If my clothes are a bit more snug right now, are they really snug?  Or am I feeling a bit more self-conscious about my appearance because I haven't been feeling well, because I'm worn-out and exhausted from being sick, because I'm sluggish from not exercising, or because I'm more focused on tightness in my body from coughing and sneezing?
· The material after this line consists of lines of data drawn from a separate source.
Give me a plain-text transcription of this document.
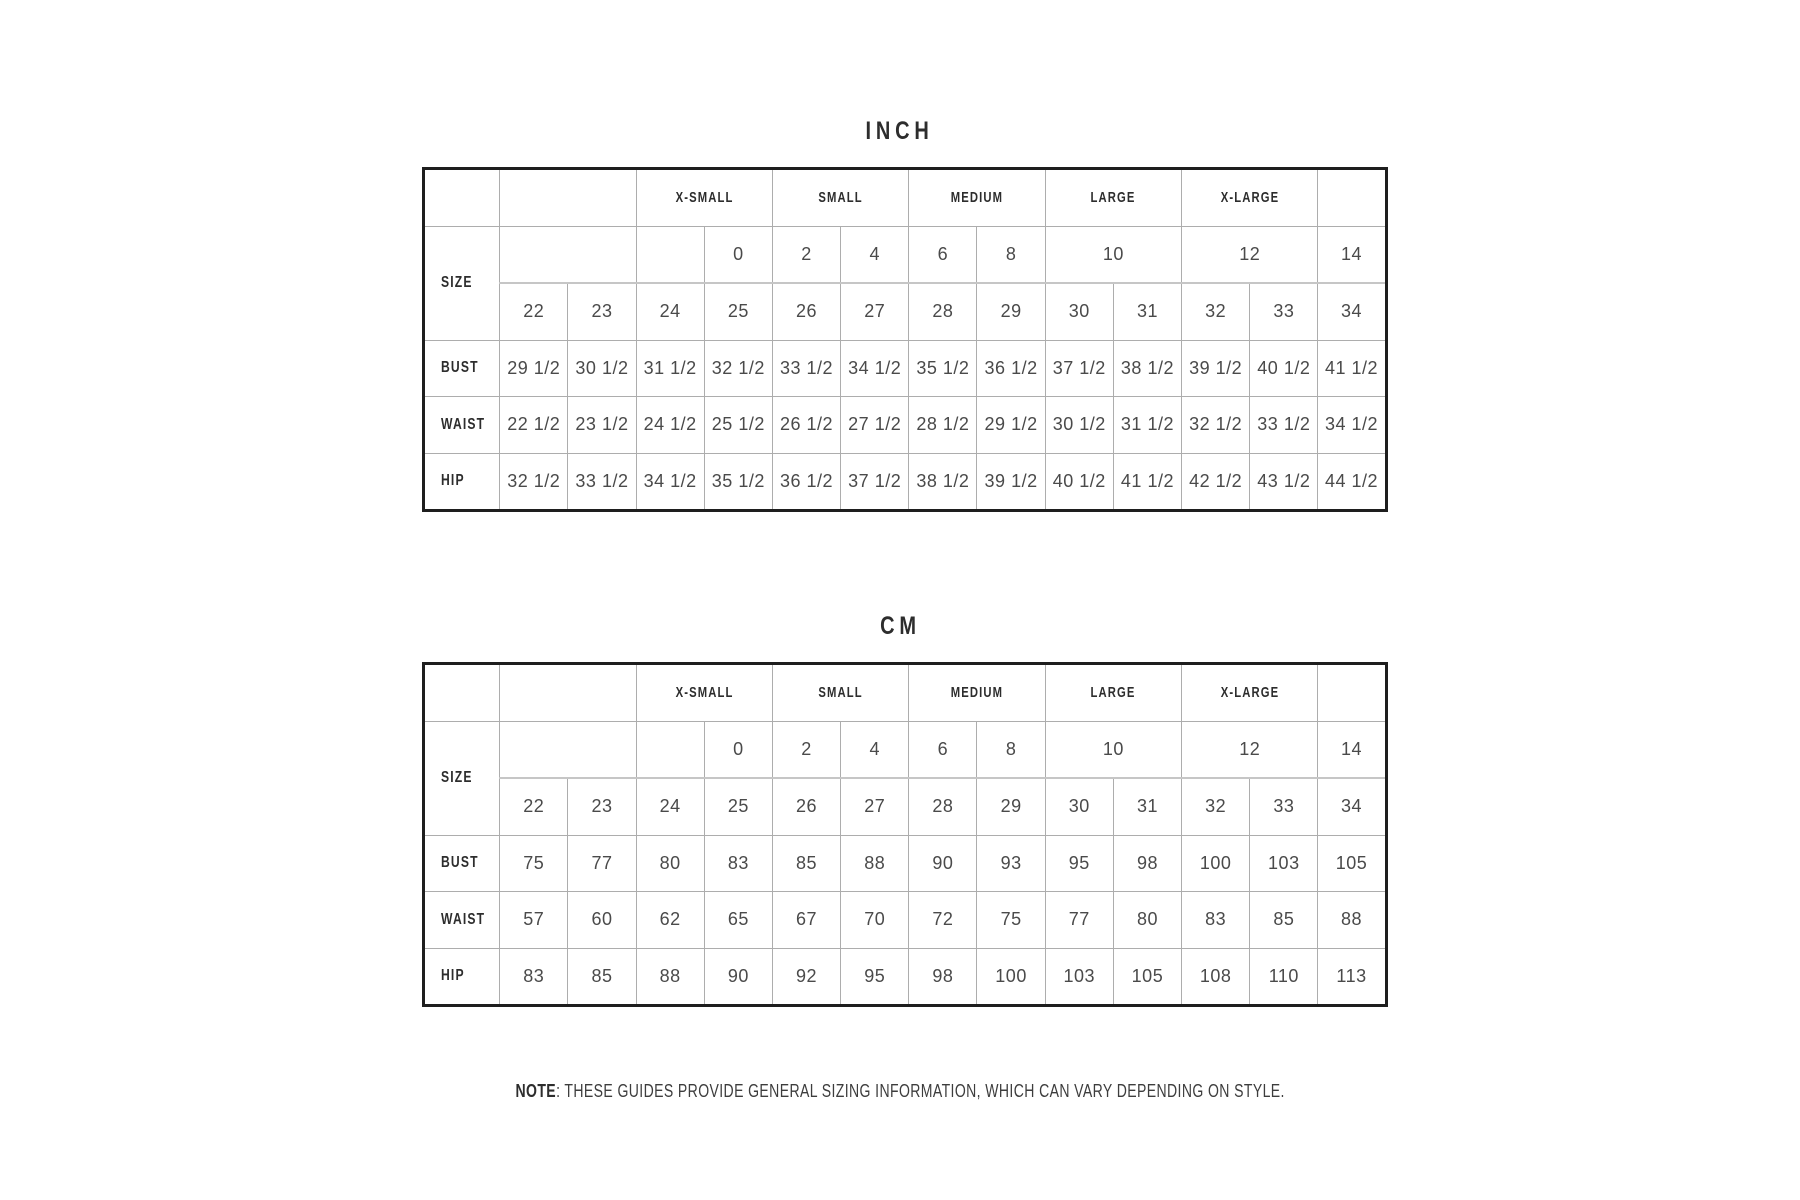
INCH
			X-SMALL		SMALL		MEDIUM		LARGE		X-LARGE		
SIZE				0	2	4	6	8	10		12		14
	22	23	24	25	26	27	28	29	30	31	32	33	34
BUST	29 1/2	30 1/2	31 1/2	32 1/2	33 1/2	34 1/2	35 1/2	36 1/2	37 1/2	38 1/2	39 1/2	40 1/2	41 1/2
WAIST	22 1/2	23 1/2	24 1/2	25 1/2	26 1/2	27 1/2	28 1/2	29 1/2	30 1/2	31 1/2	32 1/2	33 1/2	34 1/2
HIP	32 1/2	33 1/2	34 1/2	35 1/2	36 1/2	37 1/2	38 1/2	39 1/2	40 1/2	41 1/2	42 1/2	43 1/2	44 1/2
CM
			X-SMALL		SMALL		MEDIUM		LARGE		X-LARGE		
SIZE				0	2	4	6	8	10		12		14
	22	23	24	25	26	27	28	29	30	31	32	33	34
BUST	75	77	80	83	85	88	90	93	95	98	100	103	105
WAIST	57	60	62	65	67	70	72	75	77	80	83	85	88
HIP	83	85	88	90	92	95	98	100	103	105	108	110	113
NOTE: THESE GUIDES PROVIDE GENERAL SIZING INFORMATION, WHICH CAN VARY DEPENDING ON STYLE.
I think everything is best-understood when it's placed within it's particular context.  That's not the same as making excuses or muddying the waters.  I'm not a politician and I don't straddle the fence, rather I want to provide the richest answer possible.  When asked the question "Do you like ice cream?" which response is the most useful:
  • Yes.
  • Yes.  Chubby Hubby's my favorite.  I don't like coffee-flavored.  Just about everything else is okay in my book.
-or-
  • No.
  • No, I'm lactose-intolerant so I go for soy ice cream instead.
I don't think it's "running on at the mouth" or providing unnecessary details.  Sometimes they're worthwhile details that allow for a more in-depth understanding of what's going on.  So....

Am I feeling better?  Nope.  Not at all.  Still trying to work through everything with my doctor.  The medications I've been getting just aren't doing anything for me.

Am I heavier?  Yup.  I'm probably up 6-8 pounds over the last 3 weeks.  I haven't been exercising and I've been eating more.  I haven't re-gained ALL the weight I've ever lost.  It would take a lot of work to re-gain another 40 pounds.  I didn't gain that weight over a month or two the first time around and it won't happen that way this time either. 

Is this gain permanent?  Nope.  I've lost weight before and I'll lose it again.  Once I'm back to feeling healthy, I'll return to my previous exercise and eating programs.  
 
My husband asked if it would be difficult to get back to eating clean after my cheating.  Nope.  I tend to get back on plan pretty easily.  Once I've got a plan in place - and the capacity to follow it - then I just follow it.